The global COVID-19 pandemic has dramatically changed the ways in which we live
and interact with one another. While we adapt to this new shared reality, our
mission remains unchanged: to discover and develop life-changing treatments for
people with serious, challenging and under-addressed disorders.
While we are unable to reliably estimate the duration or extent of any potential
business disruption or financial impact during this time, including any impacts
on INGREZZA product sales or R&D expense, we remain committed to (1)
prioritizing the safety, health and well-being of patients, their caregivers,
healthcare providers and our employees; (2) ensuring patients with TD are well
supported and have continued uninterrupted access to INGREZZA, for which we
currently do not expect any supply disruption; and (3) advancing ongoing
clinical studies. As part of this commitment, we implemented a "Work from Home
Policy" in early March 2020 for employees not involved in business-critical
activities. For employees involved in business-critical activities, we
implemented safety measures designed to comply with federal, state and local
guidelines.
Due to the impact of COVID-19, we initially paused enrollment of new patients in
several of our clinical trials. Beginning in the third quarter of 2020, we began
enrolling patients in our HD and CAH studies. To date, we have not experienced
any interruption of our supply of drug products needed to support our ongoing
clinical studies, but we expect that completion and data readouts for several of
our ongoing and planned studies will be delayed.
We continue to believe that existing funds, cash generated from operations, and
existing sources of and access to financing are adequate to satisfy our needs
for working capital, capital expenditures, debt service requirements and other
business development initiatives that we plan to strategically pursue. However,
should the COVID-19 pandemic and any associated recession or depression continue
for a prolonged period, our results of operations, financial condition,
liquidity and cash flows could be materially impacted by lower revenues and
profitability and a lower likelihood of effectively and efficiently developing
new medicines.
Results of Operations for the Three and Nine Months Ended September 30, 2020 and
2019
Revenues
The following table presents revenues by category.

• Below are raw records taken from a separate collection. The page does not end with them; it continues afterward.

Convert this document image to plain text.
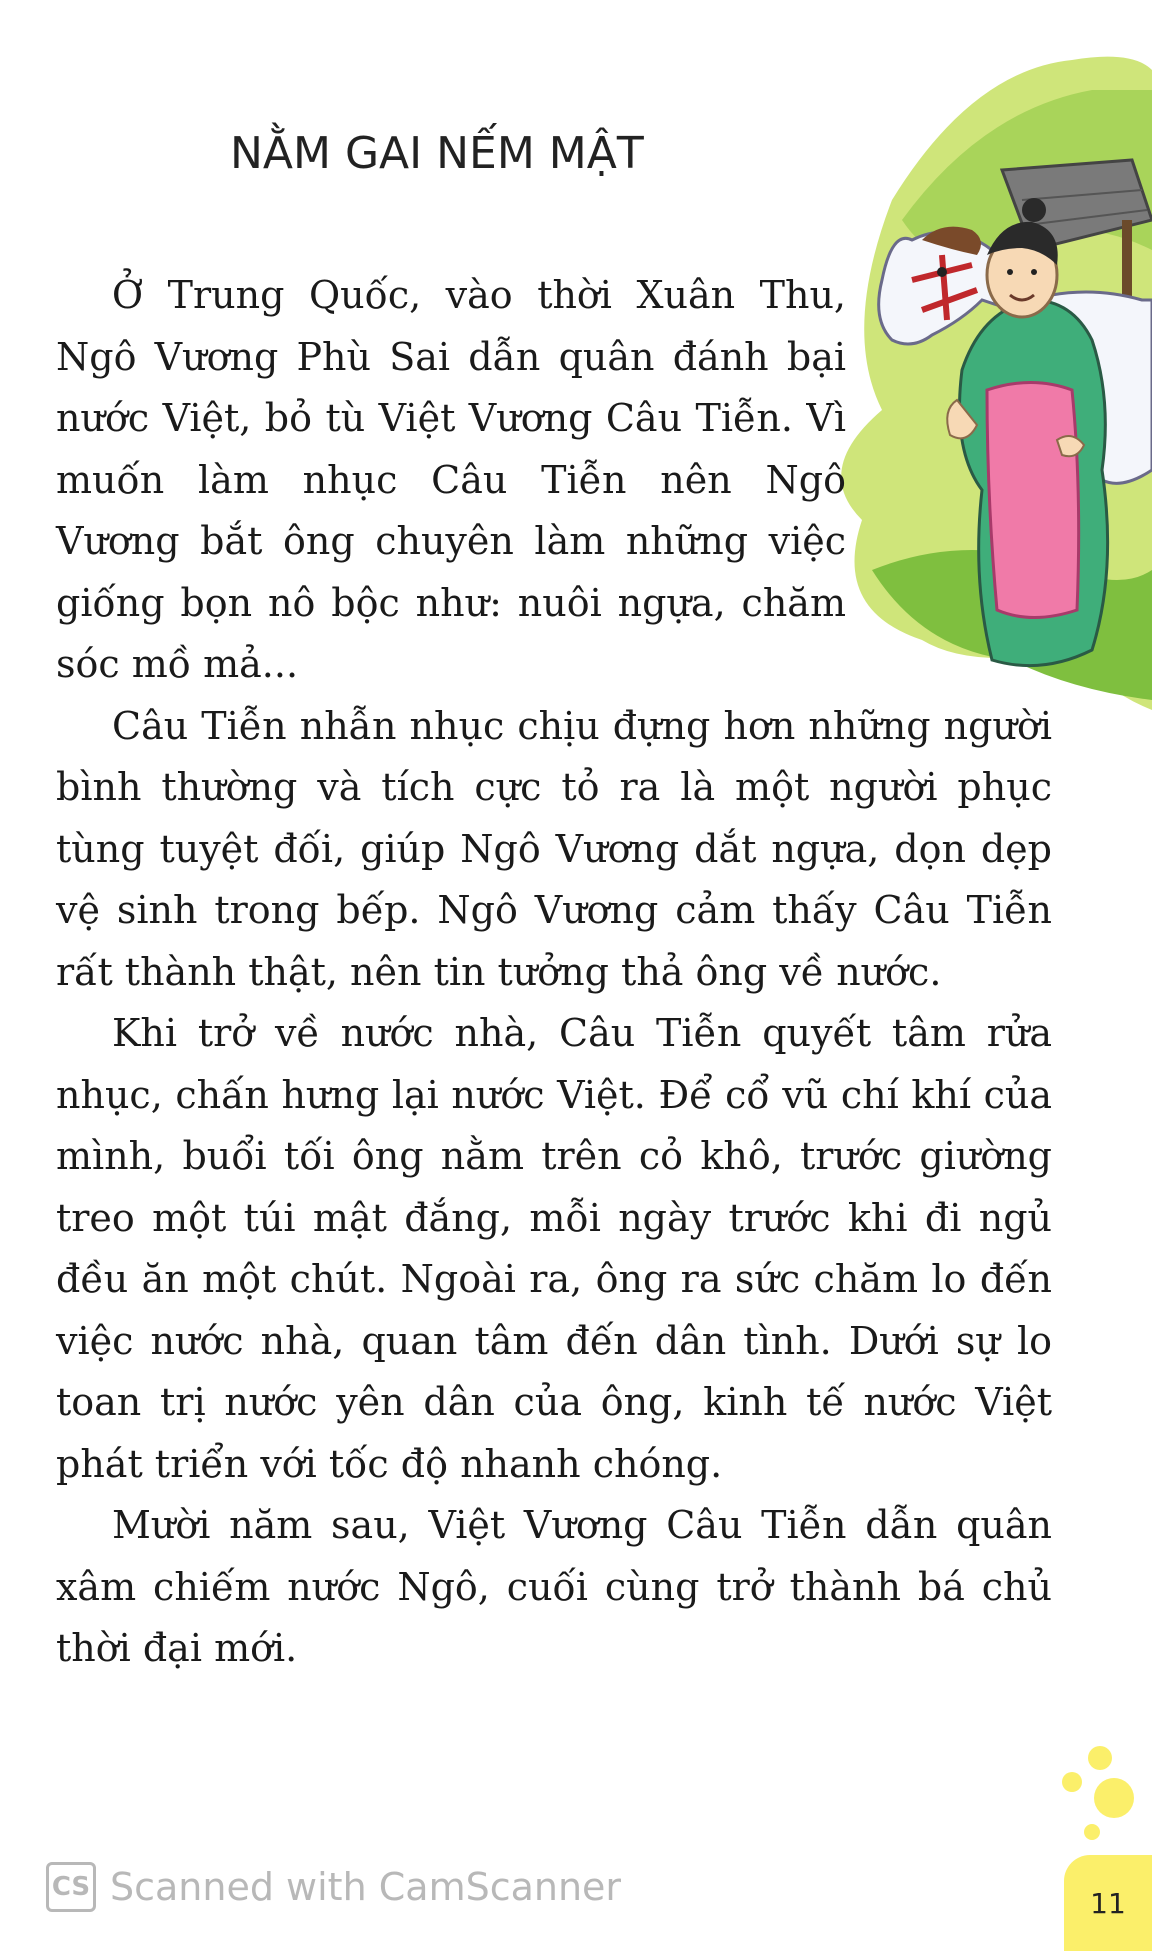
NẰM GAI NẾM MẬT

Ở Trung Quốc, vào thời Xuân Thu, Ngô Vương Phù Sai dẫn quân đánh bại nước Việt, bỏ tù Việt Vương Câu Tiễn. Vì muốn làm nhục Câu Tiễn nên Ngô Vương bắt ông chuyên làm những việc giống bọn nô bộc như: nuôi ngựa, chăm sóc mồ mả...

Câu Tiễn nhẫn nhục chịu đựng hơn những người bình thường và tích cực tỏ ra là một người phục tùng tuyệt đối, giúp Ngô Vương dắt ngựa, dọn dẹp vệ sinh trong bếp. Ngô Vương cảm thấy Câu Tiễn rất thành thật, nên tin tưởng thả ông về nước.

Khi trở về nước nhà, Câu Tiễn quyết tâm rửa nhục, chấn hưng lại nước Việt. Để cổ vũ chí khí của mình, buổi tối ông nằm trên cỏ khô, trước giường treo một túi mật đắng, mỗi ngày trước khi đi ngủ đều ăn một chút. Ngoài ra, ông ra sức chăm lo đến việc nước nhà, quan tâm đến dân tình. Dưới sự lo toan trị nước yên dân của ông, kinh tế nước Việt phát triển với tốc độ nhanh chóng.

Mười năm sau, Việt Vương Câu Tiễn dẫn quân xâm chiếm nước Ngô, cuối cùng trở thành bá chủ thời đại mới.

CS Scanned with CamScanner	11
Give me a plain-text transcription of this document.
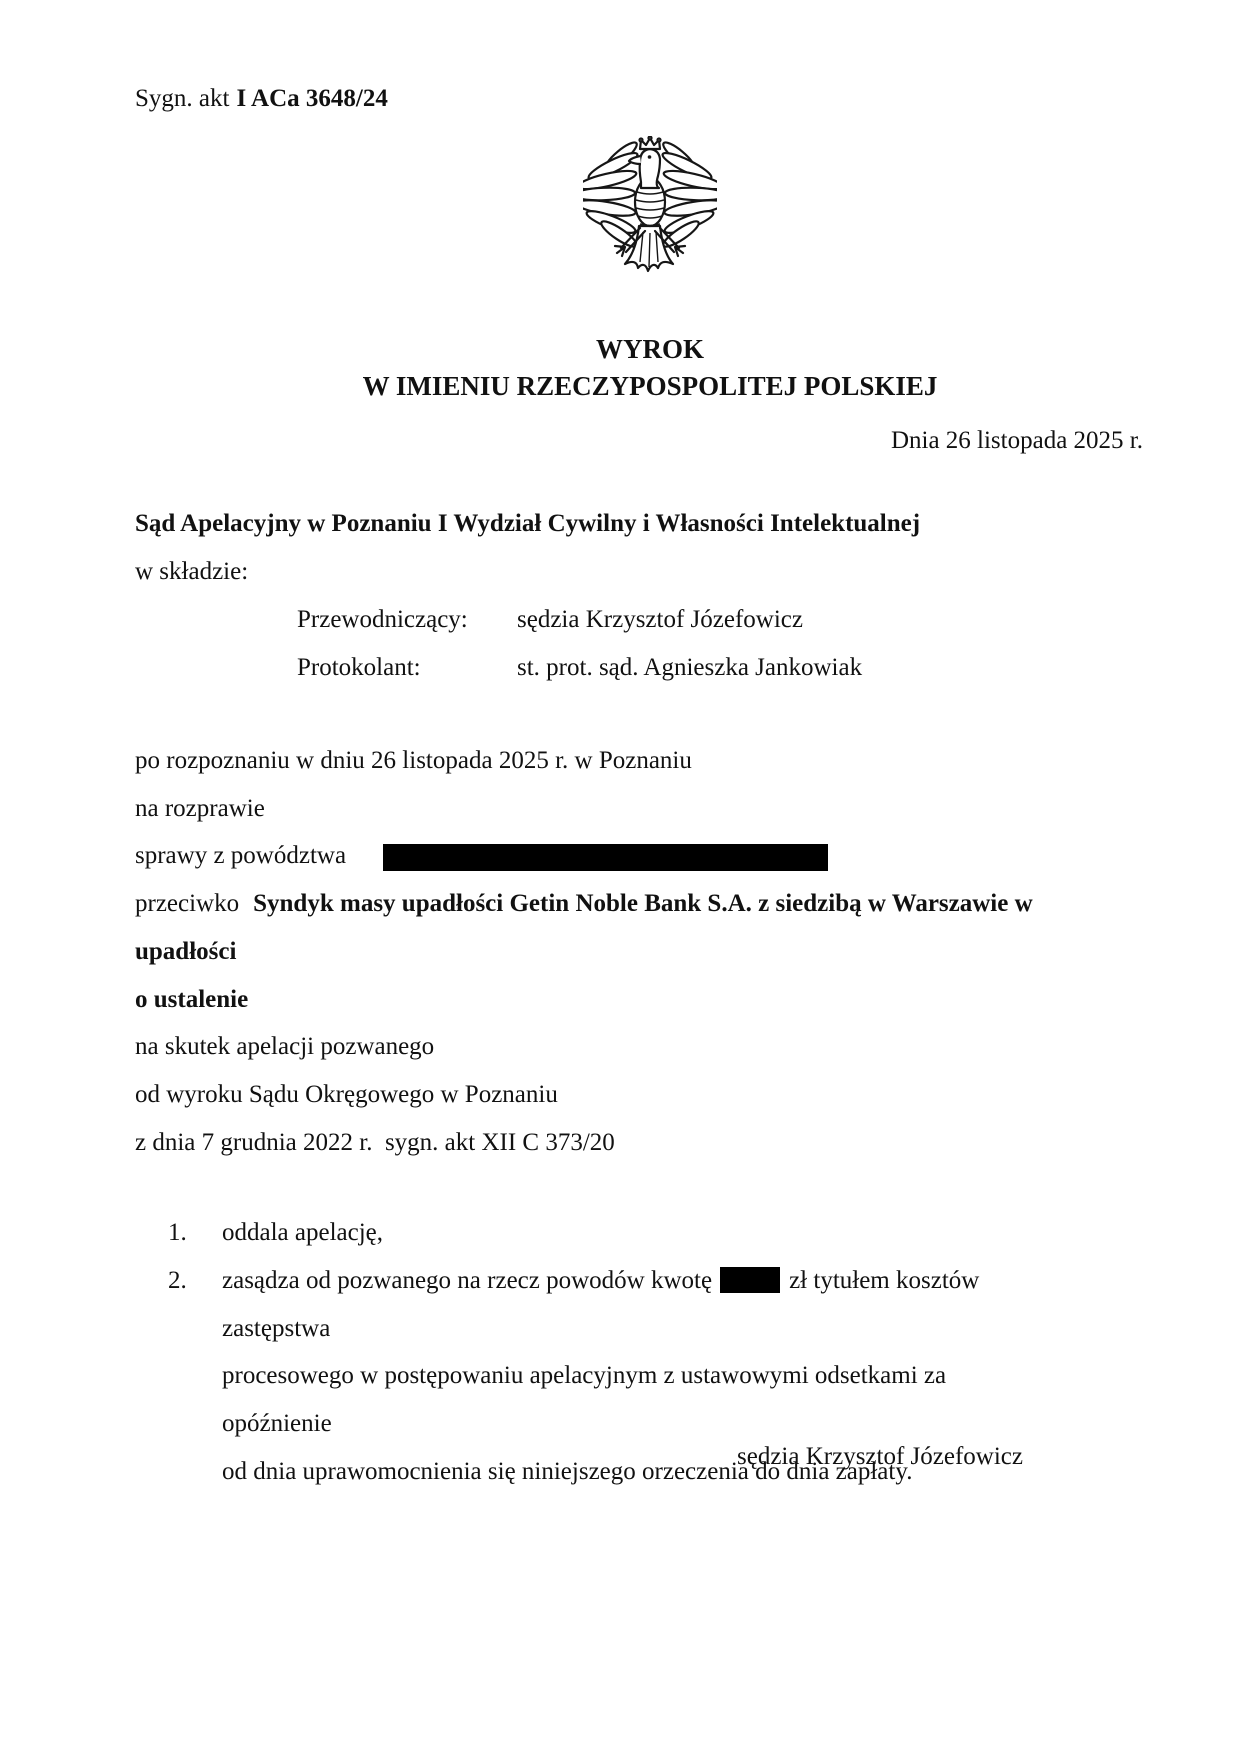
Sygn. akt I ACa 3648/24
WYROK
W IMIENIU RZECZYPOSPOLITEJ POLSKIEJ
Dnia 26 listopada 2025 r.
Sąd Apelacyjny w Poznaniu I Wydział Cywilny i Własności Intelektualnej
w składzie:
Przewodniczący: sędzia Krzysztof Józefowicz
Protokolant:	st. prot. sąd. Agnieszka Jankowiak
po rozpoznaniu w dniu 26 listopada 2025 r. w Poznaniu
na rozprawie
sprawy z powództwa
przeciwko Syndyk masy upadłości Getin Noble Bank S.A. z siedzibą w Warszawie w
upadłości
o ustalenie
na skutek apelacji pozwanego
od wyroku Sądu Okręgowego w Poznaniu
z dnia 7 grudnia 2022 r.  sygn. akt XII C 373/20
1. oddala apelację,
2. zasądza od pozwanego na rzecz powodów kwotę	zł tytułem kosztów zastępstwa
procesowego w postępowaniu apelacyjnym z ustawowymi odsetkami za opóźnienie
od dnia uprawomocnienia się niniejszego orzeczenia do dnia zapłaty.
sędzia Krzysztof Józefowicz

                             Three Months Ended              Nine Months Ended
                                September 30,                  September 30,
(in millions)                 2020            2019           2020          2019
Product sales, net      $    254.1          $ 198.1      $    752.8      $ 515.0
Collaboration revenue          4.4             24.0            45.2         29.0
Total revenues          $    258.5          $ 222.1      $    798.0      $ 544.0


Product Sales, Net. Net product sales were $254.1 million and $752.8 million for
the three and nine months ended September 30, 2020, respectively, compared with
$198.1 million and $515.0 million in the comparable periods last year,
reflecting increased INGREZZA net product sales primarily driven by new patient
additions. ONGENTYS net product sales were $0.1 million for the three and nine
months ended September 30, 2020.
Collaboration Revenue. Collaboration revenue reflects the achievement of certain
development, regulatory and commercial milestones, royalties received on any net
sales of ORILISSA and ORIAHNN and license fees earned under our collaboration
agreements with AbbVie and Mitsubishi Tanabe Pharma Corporation, or MTPC.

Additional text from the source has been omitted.